GW's team includes experts in Cannabis breeding. In the genetic model used, the cannabinoid content of each chemical phenotype (chemotype) is controlled by four independent loci. By manipulating the genes at these four positions, our scientists can precisely control the cannabinoid composition of a plant. This is explained in the diagram below:
The gene at locus O allows the production of the initial phenolic precursors (resorcinolic acids). These combine with geranyl pyrophosphate to create the intermediate cannabinoids CBG and/or CBGV, the central precursors for the end-product cannabinoids THC(V), CBD(V) and CBC(V). The functional allele O is co-dominant; O/o hybrids have a low cannabinoid content and o/o plants are cannabinoid-free.

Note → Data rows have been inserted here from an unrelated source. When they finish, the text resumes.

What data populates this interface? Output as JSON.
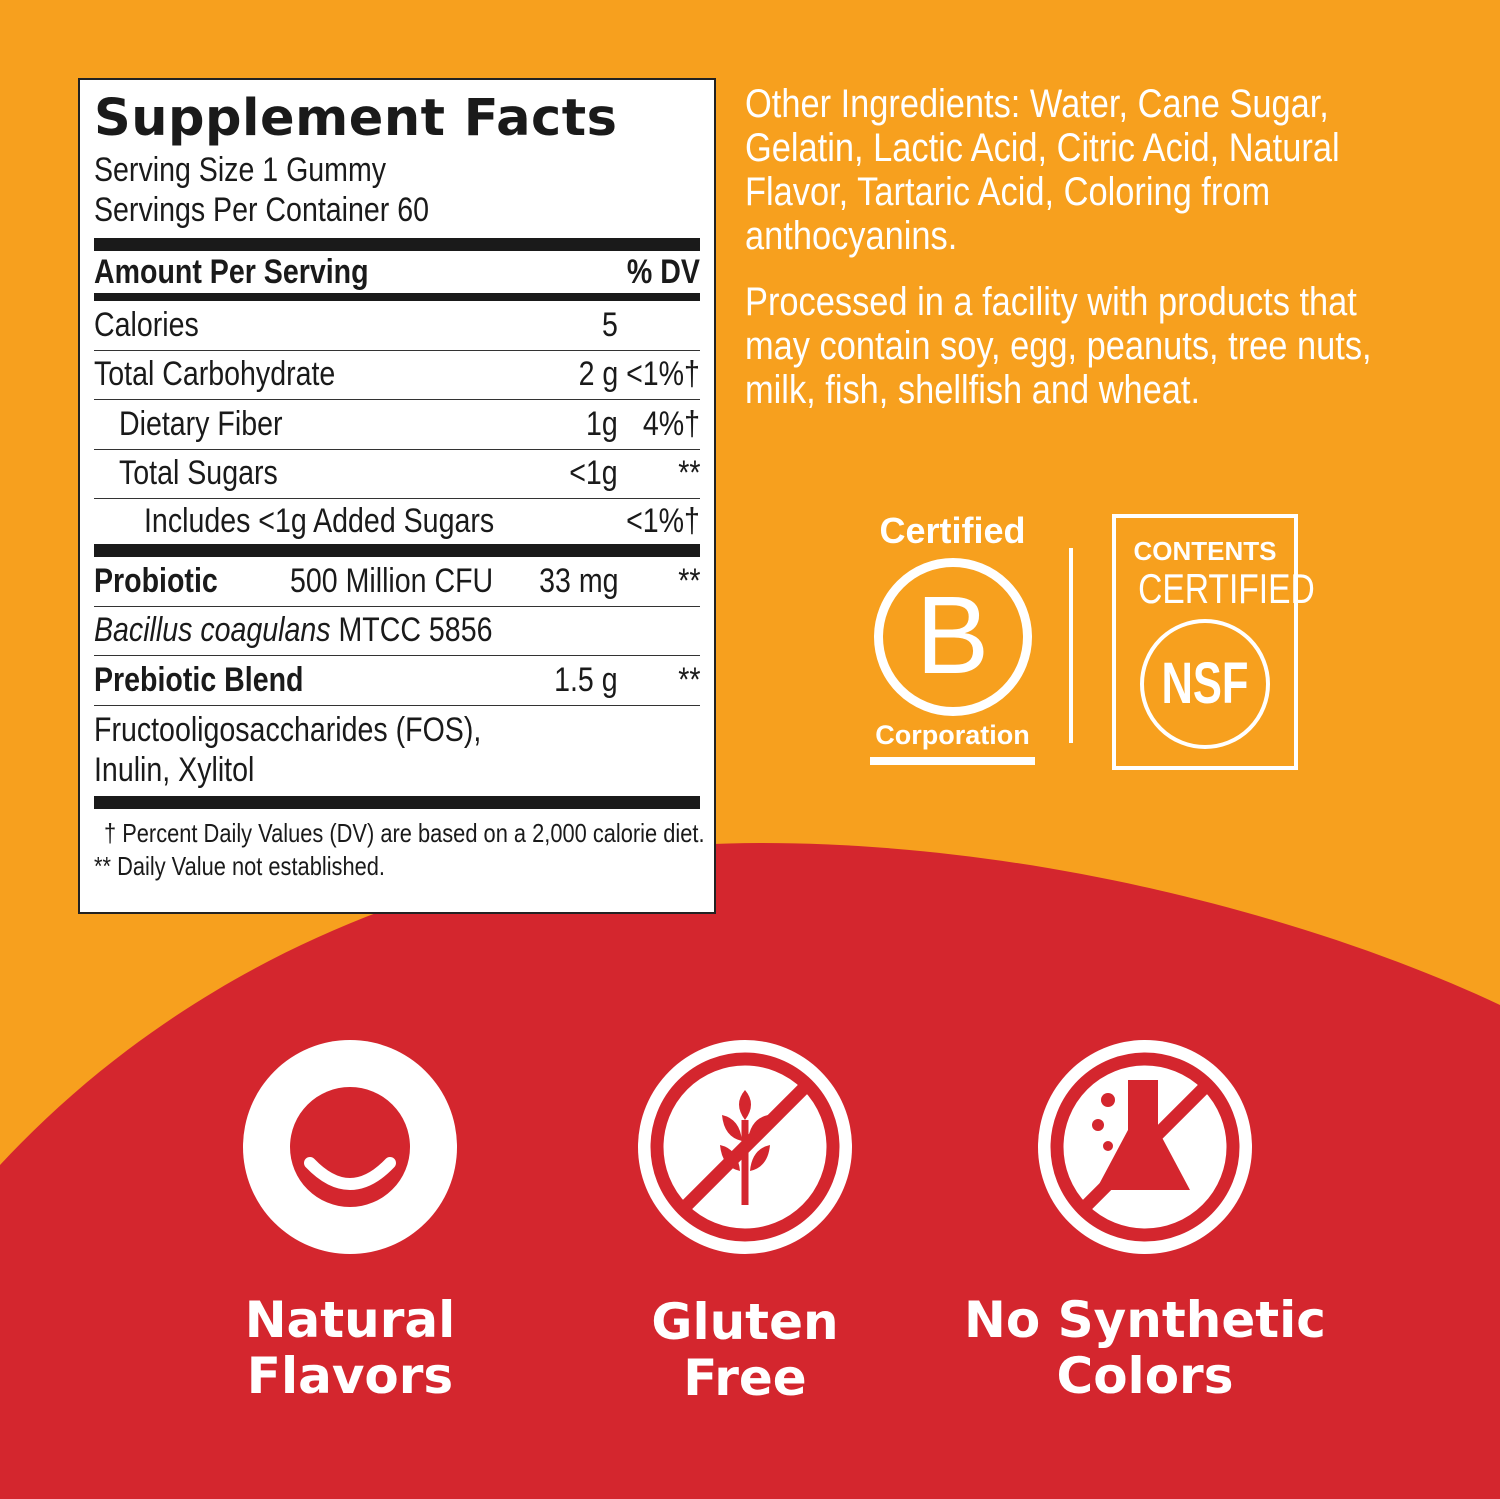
{
  "facts": {
    "title": "Supplement Facts",
    "serving_size": "Serving Size 1 Gummy",
    "servings_per_container": "Servings Per Container 60",
    "amount_header": "Amount Per Serving",
    "dv_header": "% DV",
    "rows": [
      {
        "name": "Calories",
        "amount": "5",
        "dv": ""
      },
      {
        "name": "Total Carbohydrate",
        "amount": "2 g",
        "dv": "<1%†"
      },
      {
        "name": "Dietary Fiber",
        "amount": "1g",
        "dv": "4%†"
      },
      {
        "name": "Total Sugars",
        "amount": "<1g",
        "dv": "**"
      },
      {
        "name": "Includes <1g Added Sugars",
        "amount": "",
        "dv": "<1%†"
      }
    ],
    "probiotic": {
      "name": "Probiotic",
      "count": "500 Million CFU",
      "amount": "33 mg",
      "dv": "**",
      "strain_italic": "Bacillus coagulans",
      "strain_rest": " MTCC 5856"
    },
    "prebiotic": {
      "name": "Prebiotic Blend",
      "amount": "1.5 g",
      "dv": "**",
      "line1": "Fructooligosaccharides (FOS),",
      "line2": "Inulin, Xylitol"
    },
    "footnote1": "† Percent Daily Values (DV) are based on a 2,000 calorie diet.",
    "footnote2": "** Daily Value not established."
  },
  "other_ingredients": "Other Ingredients:  Water, Cane Sugar, Gelatin, Lactic Acid, Citric Acid, Natural Flavor, Tartaric Acid, Coloring from anthocyanins.",
  "allergen": "Processed in a facility with products that may contain soy, egg, peanuts, tree nuts, milk, fish, shellfish and wheat.",
  "bcorp": {
    "top": "Certified",
    "letter": "B",
    "bottom": "Corporation"
  },
  "nsf": {
    "line1": "CONTENTS",
    "line2": "CERTIFIED",
    "mark": "NSF"
  },
  "features": [
    {
      "line1": "Natural",
      "line2": "Flavors",
      "icon": "smile-icon"
    },
    {
      "line1": "Gluten",
      "line2": "Free",
      "icon": "no-wheat-icon"
    },
    {
      "line1": "No Synthetic",
      "line2": "Colors",
      "icon": "no-flask-icon"
    }
  ],
  "colors": {
    "orange": "#F7A01E",
    "red": "#D4262E"
  }
}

The ratio of propyl- and pentyl cannabinoid precursors is determined by a postulated locus A, which is still under investigation.
The CBG/CBGV intermediate is further processed by the alleles of locus B. BD and BT are co-dominant; the BD gene converts CBG(V) into CBD(V) and the BT gene converts CBG(V) into THC(V). In the BD/BT genotype, codominance allows the expression of a mixed CBD/THC chemotype. Also at this locus, non-functional alleles, designated B0 can exist; these are unable to convert the CBG(V) intermediate and leave the plant with a CBG(V) predominant chemotype.
Locus C is fixed so all plants have CBC synthase activity. CBC synthase competes for the same CBG(V) precursor as the synthases encoded by locus B (THC and/or CBD synthase). In 'normal' Cannabis plants, CBC synthase is only active in the juvenile state. However, our scientists have discovered genetic factors that induce morphological mutations that are associated with a 'prolonged juvenile chemotype'. Prototype CBC production plants carry these factors in combination with B0/B0 at locus B. In these plants CBC synthase has no competition from THC or CBD synthase.
Licensed and controlled cultivation
GW is licensed by the UK Home Office. Cultivation of GW's first Cannabis plants began in August 1998. Selected seedlings are maintained as clones. Clones are genetically identical, thus ensuring that the ratio of plant constituents is fixed within narrow limits. Clonal propagation does not involve genetic modification.
GW's botanical research team continues to develop new chemotypes. These will produce the raw material bases for future pharmaceutical research.
GW's Cannabis plants are grown in highly secure computer-controlled glasshouses. All aspects of the growing climate, including temperature, air change and photoperiod, are computer-controlled and the plants are grown without the use of pesticides. Careful control of the growing environment ensures that GW’s plant material is grown to very strict pharmaceutical standards and that growth is phased to ensure continuity of supply.
Cultivation capability has been increased to cater both for commercial supply of our first product Sativex® and research quantities of novel chemotypes for the production of other medicines. Pharmaceutical production capacity has also been scaled up, both in-house and through external contractors, to supply tens of thousands of patients.
High levels of chemical consistency are important in applications made to medical regulatory authorities. Routine laboratory analysis demonstrates that GW’s botanical raw materials meet strict specifications of quality.